Meu filho de 1 ano e 6 meses sofreu agressão na creche onde estudava, com ação contundente confirmada por exame de corpo de delito. A delegacia de menores encaminhou o processo para a vara criminal, e todas as professoras da creche foram indiciadas no art. 136 do CP, pois nenhuma delas soube dizer (ou quis dizer) o que de fato acontecera. Na audiência preliminar, em fev./2013, a promotora disse que não haveria nenhum tipo de pena maior, mas que as rés, por serem todas PRIMÁRIAS, iriam apenas pagar cestas básicas a instituições de caridade da cidade. Enquanto isso, meu filho, que agora tem 2 anos e meio, ainda passa por sequelas da agressão, parou seu desenvolvimento na fala (na época já estava começando a balbuciar as primeiras palavras, mas depois disso calou-se por completo), não confia em adultos e precisou se tratar com psicóloga e fonoaudióloga. Pergunto: Isso é justo? A Lei não prevê nenhum agravante? Não haveria, nesse caso, um indício de formação de quadrilha, visto que nenhuma das envolvidas se pronuncia?
Infelizmente o crime do art. 136 (maus tratos), sendo as rés primárias, mesmo que condenadas, dificilmente será presas, em razão da pena cominada ao crime. Entretanto, entendo que há a agravante do parágrafo 3º, em razão de ser praticado contra menores de 14 anos. Paralelo ao processo criminal, entendo que poderia ser postulada indenização. O seu advogado ou o Defensor Público deve examinar isso com carinho. Mas fica a pergunta: será que se a criança fosse parente da promotora ela não investiria em lutar pela condenação?

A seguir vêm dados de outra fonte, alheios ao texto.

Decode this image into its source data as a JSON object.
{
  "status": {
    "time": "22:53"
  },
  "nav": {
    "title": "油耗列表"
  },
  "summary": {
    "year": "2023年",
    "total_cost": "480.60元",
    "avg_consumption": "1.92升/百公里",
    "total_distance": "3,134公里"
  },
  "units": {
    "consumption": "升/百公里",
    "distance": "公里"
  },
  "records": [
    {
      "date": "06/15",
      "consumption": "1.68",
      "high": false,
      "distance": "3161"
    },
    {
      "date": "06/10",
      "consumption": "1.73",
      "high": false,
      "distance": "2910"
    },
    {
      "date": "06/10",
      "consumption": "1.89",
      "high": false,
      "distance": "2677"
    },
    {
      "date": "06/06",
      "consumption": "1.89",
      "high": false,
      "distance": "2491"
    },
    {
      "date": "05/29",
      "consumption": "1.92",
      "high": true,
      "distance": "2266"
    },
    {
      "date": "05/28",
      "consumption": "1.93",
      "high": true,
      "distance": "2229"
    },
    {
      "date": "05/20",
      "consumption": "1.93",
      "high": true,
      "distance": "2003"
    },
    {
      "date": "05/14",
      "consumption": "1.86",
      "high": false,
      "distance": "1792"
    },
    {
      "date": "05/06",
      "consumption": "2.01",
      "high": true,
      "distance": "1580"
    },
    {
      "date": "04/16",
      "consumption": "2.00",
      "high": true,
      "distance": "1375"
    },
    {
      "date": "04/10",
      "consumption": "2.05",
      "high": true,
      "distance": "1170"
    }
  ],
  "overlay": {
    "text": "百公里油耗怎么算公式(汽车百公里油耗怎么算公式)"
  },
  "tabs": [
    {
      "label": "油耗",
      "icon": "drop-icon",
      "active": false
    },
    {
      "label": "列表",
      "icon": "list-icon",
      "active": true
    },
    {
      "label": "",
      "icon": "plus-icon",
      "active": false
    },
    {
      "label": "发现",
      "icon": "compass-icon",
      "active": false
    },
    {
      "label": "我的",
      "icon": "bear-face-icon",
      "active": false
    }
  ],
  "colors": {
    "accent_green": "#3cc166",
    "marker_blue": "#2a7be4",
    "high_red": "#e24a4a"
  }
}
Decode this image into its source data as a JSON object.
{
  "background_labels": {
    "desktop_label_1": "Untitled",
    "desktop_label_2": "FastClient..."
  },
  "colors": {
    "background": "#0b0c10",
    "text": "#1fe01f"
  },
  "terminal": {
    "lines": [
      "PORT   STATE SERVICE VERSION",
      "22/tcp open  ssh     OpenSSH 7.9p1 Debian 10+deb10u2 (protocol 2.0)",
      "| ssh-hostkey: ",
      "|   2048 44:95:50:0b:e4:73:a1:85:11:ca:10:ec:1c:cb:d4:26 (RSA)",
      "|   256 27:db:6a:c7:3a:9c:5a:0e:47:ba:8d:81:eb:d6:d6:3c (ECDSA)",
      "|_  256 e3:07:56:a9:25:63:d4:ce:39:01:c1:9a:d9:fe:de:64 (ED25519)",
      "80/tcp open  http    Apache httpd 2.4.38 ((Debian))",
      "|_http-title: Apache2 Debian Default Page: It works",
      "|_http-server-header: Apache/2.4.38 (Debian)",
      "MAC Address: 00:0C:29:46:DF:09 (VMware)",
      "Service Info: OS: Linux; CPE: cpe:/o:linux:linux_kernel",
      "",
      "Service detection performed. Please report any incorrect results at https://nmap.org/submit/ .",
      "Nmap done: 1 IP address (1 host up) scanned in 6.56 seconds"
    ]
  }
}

Fica aí a questão. Torço para que a criança se recupere o mais breve e que logo possa ter uma vivência normal. Abraços.
formação de quadrilha impossivel, é o mesmo caso e assim não foi reconhecida a formação de quadrilha quando policiais militares componente de viatura com 4 componentes praticaram um crime já se tentou enquadrar em formação de quadrilha o que não foi aceito por um motivo bem simples eles não se juntaram para a prática do crime eles foram escalados para comporem uma guarnição, assim é o caso das professoras elas não estavam juntas para cometer crime estavam juntas por força de um trablaho para a qual foram contratadas, e para aplicação da pena deveria ser individualizada a conduta de cada uma. Cabe uma ação civel de reparação de danos, no campo penal não vai restar condenação.